Deux mobilisations d'activistes environnementaux ont rassemblé plusieurs dizaines de personnes mardi à Marseille, en marge du Congrès mondial de la nature, pour dénoncer le « greenwashing » de BNP Paribas et la déforestation en Amazonie dont serait complice le groupe Casino.

Quelques dizaines de militants d'Extinction Rébellion, d'ANV-COP21 et d'autres associations se sont réunis mardi matin près du siège de BNP Paribas pour manifester contre sa participation au congrès mondial de l'Union internationale pour la conservation de la nature (UICN), à Marseille, jusqu'à samedi. « BNP la banque d'un monde qui meurt », ont-ils scandé en s'allongeant au sol pour mimer une mort collective, détournant au passage le slogan de la banque française.
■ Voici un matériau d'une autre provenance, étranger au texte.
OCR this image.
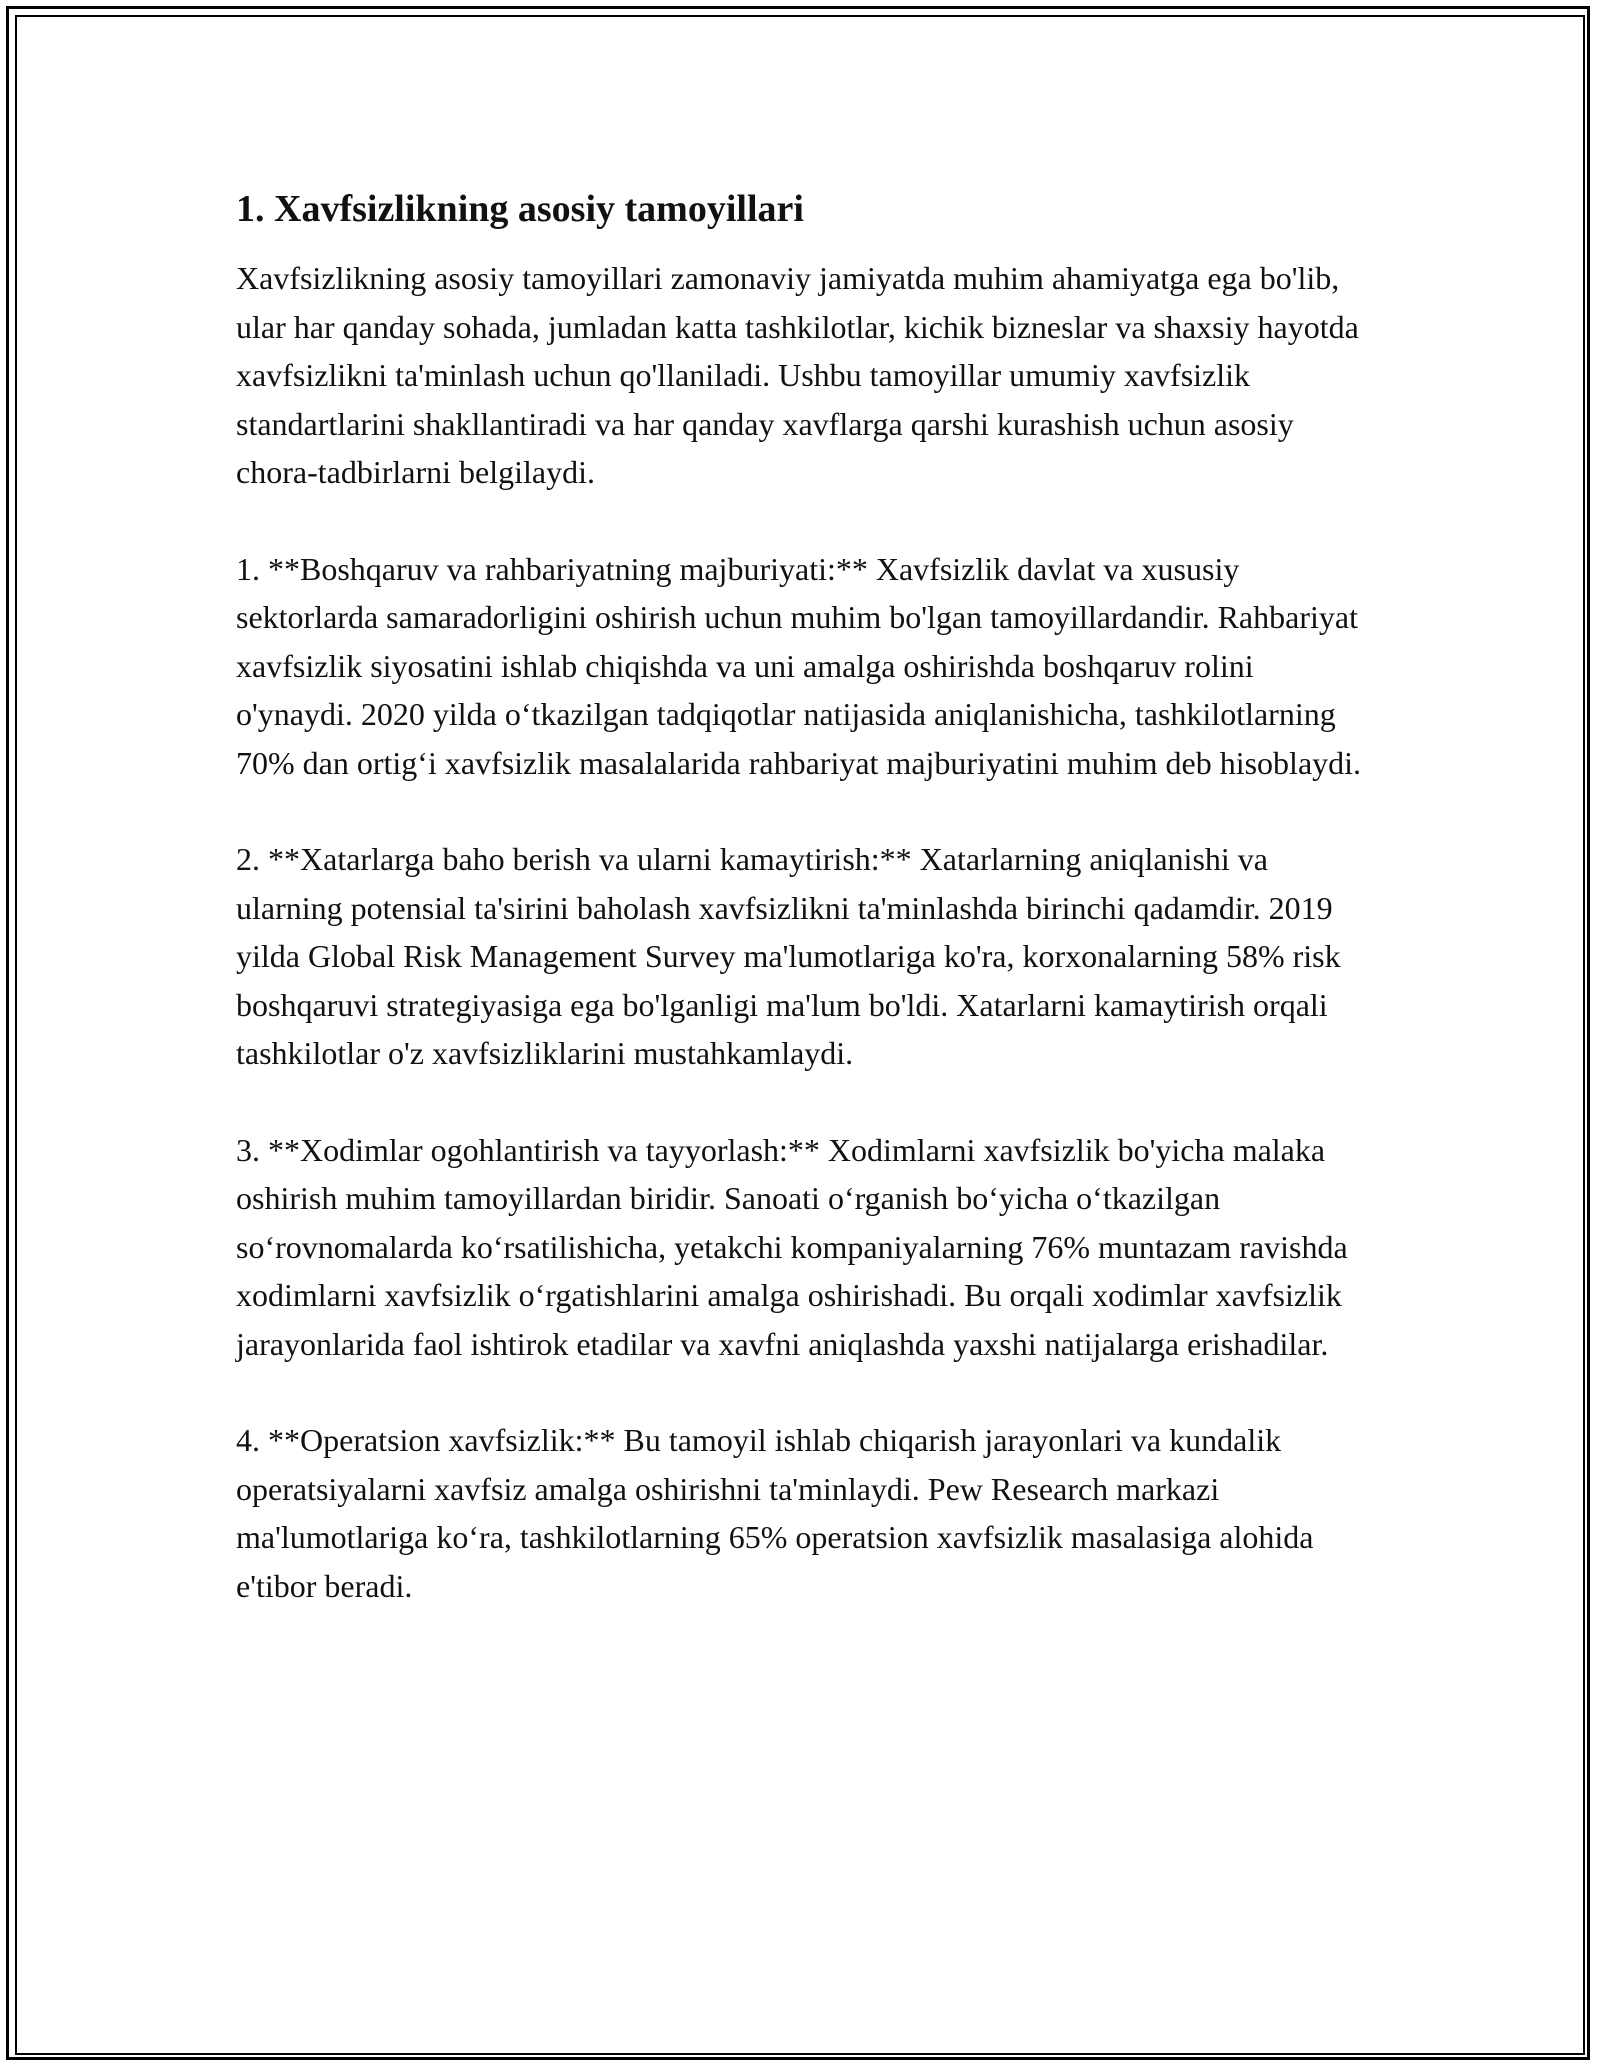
1. Xavfsizlikning asosiy tamoyillari

Xavfsizlikning asosiy tamoyillari zamonaviy jamiyatda muhim ahamiyatga ega bo'lib, ular har qanday sohada, jumladan katta tashkilotlar, kichik bizneslar va shaxsiy hayotda xavfsizlikni ta'minlash uchun qo'llaniladi. Ushbu tamoyillar umumiy xavfsizlik standartlarini shakllantiradi va har qanday xavflarga qarshi kurashish uchun asosiy chora-tadbirlarni belgilaydi.

1. **Boshqaruv va rahbariyatning majburiyati:** Xavfsizlik davlat va xususiy sektorlarda samaradorligini oshirish uchun muhim bo'lgan tamoyillardandir. Rahbariyat xavfsizlik siyosatini ishlab chiqishda va uni amalga oshirishda boshqaruv rolini o'ynaydi. 2020 yilda o‘tkazilgan tadqiqotlar natijasida aniqlanishicha, tashkilotlarning 70% dan ortig‘i xavfsizlik masalalarida rahbariyat majburiyatini muhim deb hisoblaydi.

2. **Xatarlarga baho berish va ularni kamaytirish:** Xatarlarning aniqlanishi va ularning potensial ta'sirini baholash xavfsizlikni ta'minlashda birinchi qadamdir. 2019 yilda Global Risk Management Survey ma'lumotlariga ko'ra, korxonalarning 58% risk boshqaruvi strategiyasiga ega bo'lganligi ma'lum bo'ldi. Xatarlarni kamaytirish orqali tashkilotlar o'z xavfsizliklarini mustahkamlaydi.

3. **Xodimlar ogohlantirish va tayyorlash:** Xodimlarni xavfsizlik bo'yicha malaka oshirish muhim tamoyillardan biridir. Sanoati o‘rganish bo‘yicha o‘tkazilgan so‘rovnomalarda ko‘rsatilishicha, yetakchi kompaniyalarning 76% muntazam ravishda xodimlarni xavfsizlik o‘rgatishlarini amalga oshirishadi. Bu orqali xodimlar xavfsizlik jarayonlarida faol ishtirok etadilar va xavfni aniqlashda yaxshi natijalarga erishadilar.

4. **Operatsion xavfsizlik:** Bu tamoyil ishlab chiqarish jarayonlari va kundalik operatsiyalarni xavfsiz amalga oshirishni ta'minlaydi. Pew Research markazi ma'lumotlariga ko‘ra, tashkilotlarning 65% operatsion xavfsizlik masalasiga alohida e'tibor beradi.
Objectif : « Dénoncer la participation de grands pollueurs à ce congrès », a plaidé Lorette Philippot, chargée de campagne finance privée aux Amis de la terre.

« BNP Paribas est partenaire et participe à des ateliers tous les jours, alors que c'est le premier financeur européen des énergies fossiles en 2020 et la première entreprise polluante du CAC40 », a-t-elle affirmé à l'AFP. Accusée de « financer le dérèglement climatique et l'extinction de masse des espèces », la banque appuie seulement le Congrès de l'UICN « pour se racheter une bonne image », a dénoncé l'ANV-COP21 dans un tweet, en pointant une volonté de « greenwashing ».
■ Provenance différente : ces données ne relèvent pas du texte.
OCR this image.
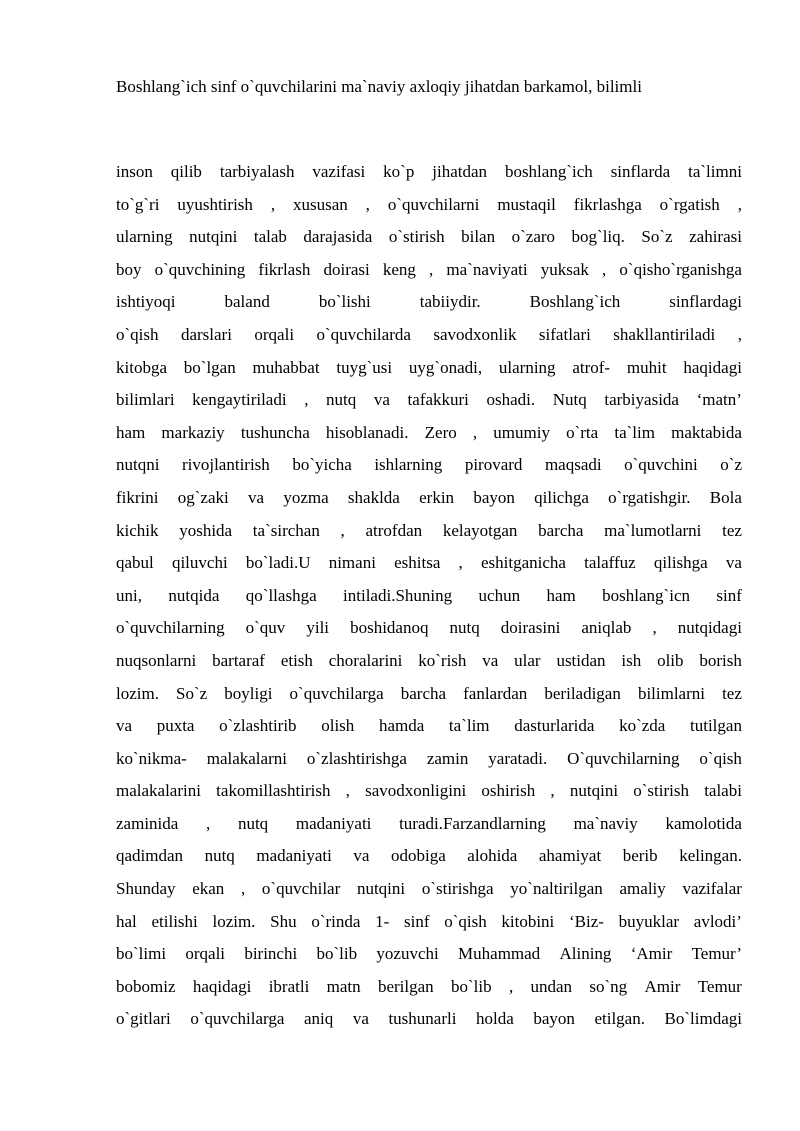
Boshlang`ich sinf o`quvchilarini ma`naviy axloqiy jihatdan barkamol, bilimli
inson qilib tarbiyalash vazifasi ko`p jihatdan boshlang`ich sinflarda ta`limni
to`g`ri uyushtirish , xususan , o`quvchilarni mustaqil fikrlashga o`rgatish ,
ularning nutqini talab darajasida o`stirish bilan o`zaro bog`liq. So`z zahirasi
boy o`quvchining fikrlash doirasi keng , ma`naviyati yuksak , o`qisho`rganishga
ishtiyoqi	baland	bo`lishi	tabiiydir.	Boshlang`ich	sinflardagi
o`qish darslari orqali o`quvchilarda savodxonlik sifatlari shakllantiriladi ,
kitobga bo`lgan muhabbat tuyg`usi uyg`onadi, ularning atrof- muhit haqidagi
bilimlari kengaytiriladi , nutq va tafakkuri oshadi. Nutq tarbiyasida ‘matn’
ham markaziy tushuncha hisoblanadi. Zero , umumiy o`rta ta`lim maktabida
nutqni rivojlantirish bo`yicha ishlarning pirovard maqsadi o`quvchini o`z
fikrini og`zaki va yozma shaklda erkin bayon qilichga o`rgatishgir. Bola
kichik yoshida ta`sirchan , atrofdan kelayotgan barcha ma`lumotlarni tez
qabul qiluvchi bo`ladi.U nimani eshitsa , eshitganicha talaffuz qilishga va
uni, nutqida qo`llashga intiladi.Shuning uchun ham boshlang`icn sinf
o`quvchilarning o`quv yili boshidanoq nutq doirasini aniqlab , nutqidagi
nuqsonlarni bartaraf etish choralarini ko`rish va ular ustidan ish olib borish
lozim. So`z boyligi o`quvchilarga barcha fanlardan beriladigan bilimlarni tez
va puxta o`zlashtirib olish hamda ta`lim dasturlarida ko`zda tutilgan
ko`nikma- malakalarni o`zlashtirishga zamin yaratadi. O`quvchilarning o`qish
malakalarini takomillashtirish , savodxonligini oshirish , nutqini o`stirish talabi
zaminida , nutq madaniyati turadi.Farzandlarning ma`naviy kamolotida
qadimdan nutq madaniyati va odobiga alohida ahamiyat berib kelingan.
Shunday ekan , o`quvchilar nutqini o`stirishga yo`naltirilgan amaliy vazifalar
hal etilishi lozim. Shu o`rinda 1- sinf o`qish kitobini ‘Biz- buyuklar avlodi’
bo`limi orqali birinchi bo`lib yozuvchi Muhammad Alining ‘Amir Temur’
bobomiz haqidagi ibratli matn berilgan bo`lib , undan so`ng Amir Temur
o`gitlari o`quvchilarga aniq va tushunarli holda bayon etilgan. Bo`limdagi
Dans un communiqué à l'AFP, la banque française, qui figure bien dans la liste des partenaires du ministère de la transition écologique, co-organisateur du congrès, mais n'est pas sponsor de l'événement, a notamment précisé qu'en 2020, 40 % des projets qu'elle avait financés étaient des « projets d'énergie renouvelables, contre 14 % de projets de pétrole et gaz ».
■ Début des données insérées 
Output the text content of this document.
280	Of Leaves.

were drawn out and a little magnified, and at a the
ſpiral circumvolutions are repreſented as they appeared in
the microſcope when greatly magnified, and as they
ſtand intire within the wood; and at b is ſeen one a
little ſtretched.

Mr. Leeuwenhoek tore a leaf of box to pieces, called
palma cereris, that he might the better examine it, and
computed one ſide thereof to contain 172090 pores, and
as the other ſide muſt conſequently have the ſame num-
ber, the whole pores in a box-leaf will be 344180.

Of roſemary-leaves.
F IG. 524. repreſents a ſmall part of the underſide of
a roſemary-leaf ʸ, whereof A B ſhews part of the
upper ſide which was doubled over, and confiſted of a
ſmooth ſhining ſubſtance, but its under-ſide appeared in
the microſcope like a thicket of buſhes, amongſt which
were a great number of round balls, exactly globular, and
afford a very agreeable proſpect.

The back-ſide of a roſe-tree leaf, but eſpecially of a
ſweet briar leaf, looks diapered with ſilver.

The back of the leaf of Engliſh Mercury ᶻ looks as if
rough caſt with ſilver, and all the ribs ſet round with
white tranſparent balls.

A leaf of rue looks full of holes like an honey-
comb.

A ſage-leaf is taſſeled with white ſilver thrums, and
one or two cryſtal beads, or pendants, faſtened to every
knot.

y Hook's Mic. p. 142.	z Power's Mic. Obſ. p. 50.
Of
Dans le même temps, une dizaine de militants autochtones d'Amazonie se sont rassemblés devant un supermarché marseillais du groupe Casino pour dénoncer l'importation de viande en provenance de pays comme le Brésil et la Bolivie, viande qui selon eux provient de zones de l'Amazonie en train d'être déboisées par des éleveurs. « Nous exigeons la responsabilité des entreprises qui sont à l'origine de la vente de la viande aux supermarchés », a déclaré Fanny Kuiru, une indigène colombienne Uitoto.

Leur principale requête est la préservation de 80 % de l'Amazonie d'ici 2025 et cette motion sera débattue au sein de l'UICN cette semaine. Au cours des douze derniers mois, la déforestation de l'Amazonie a représenté, rien qu'au Brésil, plus de 8 000 km2 de forêt tropicale. Assigné en justice en mars par des indigènes et onze organisations de défense de l'environnement pour sa responsabilité supposée dans la déforestation de l'Amazonie, le groupe Casino avait alors assuré que sa filière brésilienne menait une « politique rigoureuse de contrôle de l'origine de la viande bovine livrée par ses fournisseurs ».